Natural Wicker vs French Gray
Natural Wicker (Benjamin Moore) and French Gray (Farrow & Ball) come from different manufacturers. Hue-wise, Natural Wicker belongs to the beige family and French Gray to the beige-greige family. The 29-point LRV gap — 72 for Natural Wicker vs 43 for French Gray — means Natural Wicker will open up a space more effectively. Where Natural Wicker leans red, French Gray reads warm — a distinction that shifts noticeably depending on the light source and surrounding finishes. A ΔE of 16.9 puts these firmly in different territory — two distinct design choices rather than close alternatives. Below you'll find 1 real-room photo comparison where both colors appear side by side, plus 5 simulated room previews.
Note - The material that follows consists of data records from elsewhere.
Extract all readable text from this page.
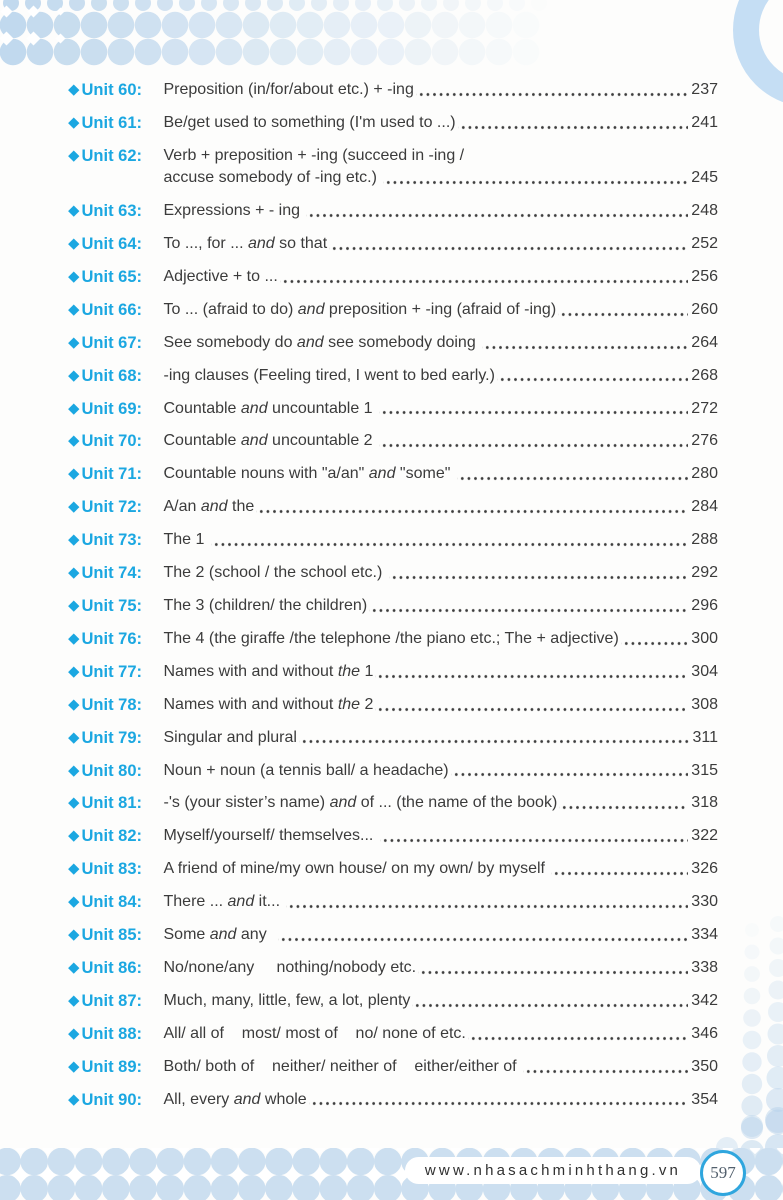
Unit 60:	Preposition (in/for/about etc.) + -ing	237
Unit 61:	Be/get used to something (I'm used to ...)	241
Unit 62:	Verb + preposition + -ing (succeed in -ing /
accuse somebody of -ing etc.)	245
Unit 63:	Expressions + - ing	248
Unit 64:	To ..., for ... and so that	252
Unit 65:	Adjective + to ...	256
Unit 66:	To ... (afraid to do) and preposition + -ing (afraid of -ing)	260
Unit 67:	See somebody do and see somebody doing	264
Unit 68:	-ing clauses (Feeling tired, I went to bed early.)	268
Unit 69:	Countable and uncountable 1	272
Unit 70:	Countable and uncountable 2	276
Unit 71:	Countable nouns with "a/an" and "some"	280
Unit 72:	A/an and the	284
Unit 73:	The 1	288
Unit 74:	The 2 (school / the school etc.)	292
Unit 75:	The 3 (children/ the children)	296
Unit 76:	The 4 (the giraffe /the telephone /the piano etc.; The + adjective)	300
Unit 77:	Names with and without the 1	304
Unit 78:	Names with and without the 2	308
Unit 79:	Singular and plural	311
Unit 80:	Noun + noun (a tennis ball/ a headache)	315
Unit 81:	-'s (your sister’s name) and of ... (the name of the book)	318
Unit 82:	Myself/yourself/ themselves...	322
Unit 83:	A friend of mine/my own house/ on my own/ by myself	326
Unit 84:	There ... and it...	330
Unit 85:	Some and any	334
Unit 86:	No/none/any     nothing/nobody etc.	338
Unit 87:	Much, many, little, few, a lot, plenty	342
Unit 88:	All/ all of    most/ most of    no/ none of etc.	346
Unit 89:	Both/ both of    neither/ neither of    either/either of	350
Unit 90:	All, every and whole	354
www.nhasachminhthang.vn 597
Natural Wicker vs French Gray in Real Spaces
1 real room side by side. Seeing Natural Wicker and French Gray in actual rooms makes the difference concrete; browse the spaces below to get a feel for how each color lives on a wall.
Living Room
A living room wall sees more varied light than almost any other surface in the house, which makes the choice between these two more nuanced than a chip suggests. Natural Wicker reflects noticeably more light off the walls, making the space read more open than French Gray.
Color Details
Natural Wicker vs French Gray Simulated Comparison
5 simulated room previews — drag the slider on each to see Natural Wicker on one side and French Gray on the other.
Digital color is approximate. These simulations are generated from the manufacturer's hex values and overlaid on grayscale room photos — your screen's calibration, brightness, and viewing angle all affect how they render. Before committing to either color, test physical samples in your own space under the light you actually live with.
More Natural Wicker comparisons
See how Natural Wicker stacks up against other well-photographed colors across different brands and tones.